Em Pernambuco, os trabalhos e pesquisas de dança inclusiva são incipientes, a exceção fica por conta da Cia. Cadências, coordenada pela professora Liliana Martins, fundada em 2011, que trabalha com bailarinos cadeirantes e andantes, e está em processo de profissionalização. “Trabalhamos com danças de salão e esportiva (de salão internacional), mas também estamos investindo numa formação em danças populares do Nordeste e nos ritmos afro-brasileiros”, conta Liliana, que já atuava no circuito de salão há mais de 10 anos, quando resolveu iniciar um trabalho com cadeirantes.

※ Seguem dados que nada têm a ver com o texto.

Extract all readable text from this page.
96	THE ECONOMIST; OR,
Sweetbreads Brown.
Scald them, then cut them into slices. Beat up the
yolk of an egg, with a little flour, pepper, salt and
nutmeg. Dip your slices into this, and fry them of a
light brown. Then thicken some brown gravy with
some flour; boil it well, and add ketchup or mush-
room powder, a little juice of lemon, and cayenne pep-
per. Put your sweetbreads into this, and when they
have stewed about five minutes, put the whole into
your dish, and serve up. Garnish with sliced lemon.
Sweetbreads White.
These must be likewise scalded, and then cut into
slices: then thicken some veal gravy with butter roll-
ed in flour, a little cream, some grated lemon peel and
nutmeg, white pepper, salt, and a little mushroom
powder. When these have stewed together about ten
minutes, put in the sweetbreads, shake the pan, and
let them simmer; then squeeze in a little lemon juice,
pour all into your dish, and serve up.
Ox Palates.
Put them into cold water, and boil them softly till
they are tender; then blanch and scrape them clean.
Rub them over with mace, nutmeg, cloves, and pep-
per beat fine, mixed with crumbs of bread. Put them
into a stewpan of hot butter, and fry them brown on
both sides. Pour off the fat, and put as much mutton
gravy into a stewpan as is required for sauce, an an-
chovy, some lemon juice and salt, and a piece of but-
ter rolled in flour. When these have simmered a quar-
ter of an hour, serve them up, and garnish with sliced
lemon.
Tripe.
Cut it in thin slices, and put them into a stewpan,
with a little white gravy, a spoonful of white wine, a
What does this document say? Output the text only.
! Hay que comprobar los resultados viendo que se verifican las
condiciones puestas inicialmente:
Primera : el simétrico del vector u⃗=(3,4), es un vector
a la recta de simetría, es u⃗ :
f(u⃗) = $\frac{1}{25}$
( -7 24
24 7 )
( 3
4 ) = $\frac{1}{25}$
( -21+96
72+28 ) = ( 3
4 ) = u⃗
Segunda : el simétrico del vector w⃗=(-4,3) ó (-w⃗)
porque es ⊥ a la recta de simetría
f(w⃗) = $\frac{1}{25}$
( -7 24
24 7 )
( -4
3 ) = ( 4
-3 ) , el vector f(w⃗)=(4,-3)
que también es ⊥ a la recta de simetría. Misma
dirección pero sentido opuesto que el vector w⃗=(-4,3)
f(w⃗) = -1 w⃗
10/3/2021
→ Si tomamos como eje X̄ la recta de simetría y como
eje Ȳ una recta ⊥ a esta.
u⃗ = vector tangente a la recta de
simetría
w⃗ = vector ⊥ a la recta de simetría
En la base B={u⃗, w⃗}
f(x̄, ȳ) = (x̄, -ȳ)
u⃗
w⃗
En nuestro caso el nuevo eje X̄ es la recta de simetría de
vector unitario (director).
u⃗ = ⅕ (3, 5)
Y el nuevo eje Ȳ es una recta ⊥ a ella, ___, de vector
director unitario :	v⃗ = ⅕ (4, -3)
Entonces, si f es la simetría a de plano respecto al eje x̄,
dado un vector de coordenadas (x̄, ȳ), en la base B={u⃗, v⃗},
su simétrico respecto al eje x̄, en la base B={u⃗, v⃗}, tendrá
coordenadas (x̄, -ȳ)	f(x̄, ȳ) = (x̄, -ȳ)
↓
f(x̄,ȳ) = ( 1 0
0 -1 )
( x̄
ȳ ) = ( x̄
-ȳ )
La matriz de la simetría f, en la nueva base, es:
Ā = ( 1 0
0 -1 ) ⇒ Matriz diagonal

Sobre a motivação para enveredar nesse campo, ela diz que “o desejo surgiu depois que conheci o casal baiano Anete e Cabral. Ela andante, ele cadeirante, campeões de dança esportiva sobre cadeira de rodas que vieram fazer uma espécie de intercâmbio na companhia em que eu atuava como bailarina-atleta e professora”. O elenco da Cia. Cadências foi se formando aos poucos e, talvez por se tratar de dança de salão, acabou atraindo casais (ainda que o fato de ter parceiro não seja pré-requisito para o ingresso no grupo) ou até servindo de estímulo para que novos pares surgissem no decorrer das aulas e ensaios, que costumam acontecer nas tardes de sábado, na quadra de uma escola pública no Bairro de Jardim São Paulo, zona sul do Recife.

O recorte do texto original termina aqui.